DataFrame.insert(loc, column, value, allow_duplicates=False)[source]
Insert column into DataFrame at specified location.
Raises a ValueError if column is already contained in the DataFrame, unless allow_duplicates is set to True.
Parameters:
loc : #int 使用整数定义_列数据_插入的位置,必须是0到columns列标签的长度
Insertion index. Must verify 0 <= loc <= len(columns)

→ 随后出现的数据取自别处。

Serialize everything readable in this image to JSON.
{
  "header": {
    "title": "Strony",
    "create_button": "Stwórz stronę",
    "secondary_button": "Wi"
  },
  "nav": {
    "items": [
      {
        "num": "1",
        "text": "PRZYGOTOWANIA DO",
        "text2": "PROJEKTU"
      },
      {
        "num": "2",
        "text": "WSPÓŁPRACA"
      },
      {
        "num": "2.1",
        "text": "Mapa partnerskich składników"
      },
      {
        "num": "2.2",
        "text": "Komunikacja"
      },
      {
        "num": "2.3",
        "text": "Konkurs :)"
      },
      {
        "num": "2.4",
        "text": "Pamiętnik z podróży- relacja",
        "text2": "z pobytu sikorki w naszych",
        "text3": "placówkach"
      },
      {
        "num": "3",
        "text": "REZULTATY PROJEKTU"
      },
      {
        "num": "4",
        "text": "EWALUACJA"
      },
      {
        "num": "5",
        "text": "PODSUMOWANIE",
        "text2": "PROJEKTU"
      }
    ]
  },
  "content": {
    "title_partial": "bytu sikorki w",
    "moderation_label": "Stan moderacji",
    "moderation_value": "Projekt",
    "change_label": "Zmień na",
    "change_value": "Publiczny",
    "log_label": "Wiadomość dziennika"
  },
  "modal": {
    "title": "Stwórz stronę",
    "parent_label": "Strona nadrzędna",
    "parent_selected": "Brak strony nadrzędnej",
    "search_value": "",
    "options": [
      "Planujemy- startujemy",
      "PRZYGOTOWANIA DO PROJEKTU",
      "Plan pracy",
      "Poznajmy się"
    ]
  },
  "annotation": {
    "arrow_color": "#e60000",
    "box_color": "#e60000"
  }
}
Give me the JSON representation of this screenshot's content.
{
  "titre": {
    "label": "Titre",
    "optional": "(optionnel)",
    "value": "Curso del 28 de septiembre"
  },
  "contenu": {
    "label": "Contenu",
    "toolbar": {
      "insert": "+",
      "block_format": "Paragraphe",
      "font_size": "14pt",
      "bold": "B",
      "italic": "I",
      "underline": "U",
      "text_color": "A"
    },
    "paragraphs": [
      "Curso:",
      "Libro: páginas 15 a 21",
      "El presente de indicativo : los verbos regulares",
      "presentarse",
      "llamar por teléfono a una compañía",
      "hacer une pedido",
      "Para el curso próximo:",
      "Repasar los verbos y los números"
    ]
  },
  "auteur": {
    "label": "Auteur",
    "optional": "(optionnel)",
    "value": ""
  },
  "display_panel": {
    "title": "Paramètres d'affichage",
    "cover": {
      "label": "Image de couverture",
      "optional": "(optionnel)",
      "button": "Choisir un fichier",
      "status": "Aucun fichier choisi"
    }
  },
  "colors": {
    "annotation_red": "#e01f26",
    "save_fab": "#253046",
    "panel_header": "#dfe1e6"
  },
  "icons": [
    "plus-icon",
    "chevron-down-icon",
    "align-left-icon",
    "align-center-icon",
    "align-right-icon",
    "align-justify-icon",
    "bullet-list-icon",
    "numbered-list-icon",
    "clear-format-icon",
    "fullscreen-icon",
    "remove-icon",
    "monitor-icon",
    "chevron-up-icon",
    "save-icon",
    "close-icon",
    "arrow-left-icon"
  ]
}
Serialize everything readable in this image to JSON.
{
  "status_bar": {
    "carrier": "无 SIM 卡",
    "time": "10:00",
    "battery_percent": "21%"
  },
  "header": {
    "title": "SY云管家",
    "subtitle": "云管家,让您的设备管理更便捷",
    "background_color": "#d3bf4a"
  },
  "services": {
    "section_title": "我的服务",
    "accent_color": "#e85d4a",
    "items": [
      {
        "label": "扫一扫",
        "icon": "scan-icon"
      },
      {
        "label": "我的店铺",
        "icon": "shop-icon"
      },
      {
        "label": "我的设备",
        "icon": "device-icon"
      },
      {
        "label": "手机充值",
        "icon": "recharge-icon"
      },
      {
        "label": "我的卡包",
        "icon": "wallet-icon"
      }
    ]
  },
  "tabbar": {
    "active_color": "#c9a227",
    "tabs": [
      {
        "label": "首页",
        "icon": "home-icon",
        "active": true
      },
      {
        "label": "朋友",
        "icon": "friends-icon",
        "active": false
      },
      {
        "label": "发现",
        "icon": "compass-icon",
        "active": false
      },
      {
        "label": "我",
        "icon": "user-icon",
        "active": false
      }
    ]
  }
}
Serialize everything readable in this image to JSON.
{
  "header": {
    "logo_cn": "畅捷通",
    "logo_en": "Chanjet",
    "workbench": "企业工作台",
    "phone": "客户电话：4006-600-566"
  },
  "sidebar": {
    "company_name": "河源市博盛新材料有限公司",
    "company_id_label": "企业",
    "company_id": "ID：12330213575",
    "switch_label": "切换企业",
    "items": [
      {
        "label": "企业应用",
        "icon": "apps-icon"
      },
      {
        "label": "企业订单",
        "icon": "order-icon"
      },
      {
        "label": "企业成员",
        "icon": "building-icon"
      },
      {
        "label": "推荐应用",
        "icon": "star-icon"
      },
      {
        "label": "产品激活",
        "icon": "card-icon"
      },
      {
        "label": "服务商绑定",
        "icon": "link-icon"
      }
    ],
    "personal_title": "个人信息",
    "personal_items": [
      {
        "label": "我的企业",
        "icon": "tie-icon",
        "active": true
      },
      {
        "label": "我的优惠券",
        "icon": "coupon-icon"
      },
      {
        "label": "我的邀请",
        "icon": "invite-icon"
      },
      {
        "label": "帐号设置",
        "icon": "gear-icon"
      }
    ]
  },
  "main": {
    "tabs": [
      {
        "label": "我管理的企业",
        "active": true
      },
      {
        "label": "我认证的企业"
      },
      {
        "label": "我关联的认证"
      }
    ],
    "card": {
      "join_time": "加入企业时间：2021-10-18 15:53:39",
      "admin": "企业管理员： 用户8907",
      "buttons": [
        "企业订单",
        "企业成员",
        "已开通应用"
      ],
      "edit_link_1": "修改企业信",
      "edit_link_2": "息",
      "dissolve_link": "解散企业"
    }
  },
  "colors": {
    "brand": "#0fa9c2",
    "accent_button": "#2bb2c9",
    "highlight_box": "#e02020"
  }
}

column : string, number, or hashable object # 可选字符串、数字或者object;列标签名
label of the inserted column
value : int, Series, or array-like # 整数、Series或者数组型数据
allow_duplicates : bool, optional # 可选参数,如果dataframe中已经存在某列,将allow_duplicates置为true才可以将指定得列插入。
实例详解:
import pandas as pd
from pandas import DataFrame,Series
df = pd.DataFrame(np.arange(12).reshape(4,3),columns=['a','b','c'])
df
Out[4]:
a b c
0 0 1 2
1 3 4 5
2 6 7 8
3 9 10 11
在第二列插入数据:
df.insert(1,'d',np.ones(4))
df
Out[6]:
a d b c
0 0 1.0 1 2
1 3 1.0 4 5
2 6 1.0 7 8
3 9 1.0 10 11
如果没有设定allow_duplicates = True,此时如果添加的列已经存在,则会报错:
df.insert(1,'d',np.ones(4))
Traceback (most recent call last):
File "<ipython-input-11-0e09dfb193a4>", line 1, in <module>
df.insert(1,'d',np.ones(4))
File "C:\Anaconda3\lib\site-packages\pandas\core\frame.py", line 2449, in insert
allow_duplicates=allow_duplicates)
File "C:\Anaconda3\lib\site-packages\pandas\core\internals.py", line 3510, in insert
raise ValueError('cannot insert %s, already exists' % item)
ValueError: cannot insert d, already exists
因此,如果是添加的列已经存在,如下处理:
df.insert(1,'d',np.ones(4),allow_duplicates=True) #allow_duplicates=True
df
Out[13]:
a d d b c
0 0 1.0 1.0 1 2
1 3 1.0 1.0 4 5
2 6 1.0 1.0 7 8
3 9 1.0 1.0 10 11